The sensation complex of nausea and vomiting can be initiated by stimulation of nerves in the gastric mucosa; but many of the sensory elements in nausea involve mechanism outside the stomach. When nausea is induced by the odor, sight, or taste of disgusting substances, or by the memory of such substances we may call it strictly physiological processes. But most cases of nausea are due to pathological processes or disease. Some of these pathological conditions are pressure, partial anemia, or action of specific toxic substance on the medulla; intense and prolonged pains of peripheral origin, toxemias, hyperexcitability, or excessive stimulation of the visceral nerves.

The sensation of nausea is very complex. A certain feeling of bodily weakness and a characteristic pain and distress ("sinking feeling") in the stomach are always present. With these one may also experience headache, dizziness, chills (from cutaneous vasoconstriction and perspiration), formication, etc. The violent contractions of the pyloric end of the stomach preceding and accompanying the act of vomiting may even be felt as painful.

When nausea is produced by excessive or destructive stimulation of the normal gastric mucosa, or by what may be called normal stimulation (water, food, gastric juice, etc.) of a hyperexcitable mucosa, what sensory elements in nausea are due to this stimulation directly? Since strong contractions of the stomach cause a pressure-pain sensation, and excessive stimulation of the mucosa may also cause pain, it is evident that the tension, pressure, and pain referred to the epigastric region in nausea are of peripheral or gastric origin. The peculiar "sinking feeling" or the feeling of "helplessness" is probably in the main also a direct effect of the gastric states. At any rate that feeling is not experienced except in nausea sufficiently intense to approach vomiting. The weakness, dizziness, and headache are probably in the main indirect effects, that is, due to disturbances in the circulation.

Michael Foster considered "nausea allied to hunger." Boring states that some of his subjects (normal men) confused mild nausea with £he sensation of hunger. Thus 5 per cent of hydrochloric acid put directly into the stomach by a tube produced gastric pain identical with hunger, except that it was more continuous. One of Boring's men who was subject to spells of indigestion reports "when I feel nauseated [from indigestion] I generally stop eating. I begin with my meals again as soon as I feel hungry, but I cannot always tell whether I am hungry or still nauseated."
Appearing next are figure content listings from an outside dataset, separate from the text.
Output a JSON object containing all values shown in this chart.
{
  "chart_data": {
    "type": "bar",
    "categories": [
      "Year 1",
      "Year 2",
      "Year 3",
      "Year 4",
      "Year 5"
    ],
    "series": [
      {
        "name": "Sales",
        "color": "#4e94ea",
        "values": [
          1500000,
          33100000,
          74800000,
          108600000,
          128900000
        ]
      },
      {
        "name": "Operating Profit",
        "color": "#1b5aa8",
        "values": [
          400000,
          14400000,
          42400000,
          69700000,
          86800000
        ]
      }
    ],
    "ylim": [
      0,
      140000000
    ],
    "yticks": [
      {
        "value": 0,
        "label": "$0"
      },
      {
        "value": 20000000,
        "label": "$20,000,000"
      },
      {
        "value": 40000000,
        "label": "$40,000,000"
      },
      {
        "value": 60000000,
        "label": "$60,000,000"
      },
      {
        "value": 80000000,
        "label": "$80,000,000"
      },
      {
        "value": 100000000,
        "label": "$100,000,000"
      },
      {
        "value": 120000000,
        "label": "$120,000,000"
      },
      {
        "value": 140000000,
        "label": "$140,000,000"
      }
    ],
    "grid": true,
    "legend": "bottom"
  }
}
We believe this fusion or confusion of nausea with hunger is either pathological or else due to superficial analysis. It is true that the gastric factors in both hunger and nausea are uncomfortable tension and pain; that hunger as well as nausea causes salivation ; that in some people hunger as well as nausea includes bodily weakness, headache, etc., but the distinct "sickness" character of the gastric distress in nausea is not even present in any stage of hunger in normal persons. Hunger involves the kinesthetic nerves of the stomach, while nausea is caused by stimulation of nerves in the gastric mucosa. The central effects of hunger and nausea in normal persons are also different. Hunger is compatible with and intensifies appetite and desire for food, while nausea and appetite are mutually exclusive. But since hunger is, and nausea may be, caused by stimulation of gastric nerves, it is likely that in persons with hypersensitive vagi, or with unstable central nervous organization, strong hunger may contain elements of nausea, or actually pass into nausea.

Normal persons may experience hunger pangs and something like mild nausea or "sick stomach,, at the same time, without confusing the two sensations, provided there is a certain degree of hyperexcitability of the nerves in the gastric mucosa. This was noted by the author on the fifth day of starvation. On that day the sensation of hunger was tinged with a "burning" sensation also referred to the stomach. This sensation was probably caused by pressure or acid stimulation of hyperexcitable nerve-endings in the gastric mucosa. It is known that prolonged starvation leads to such hyperexcitability, and in this case there was additional indications of it in the nausea caused by smoking.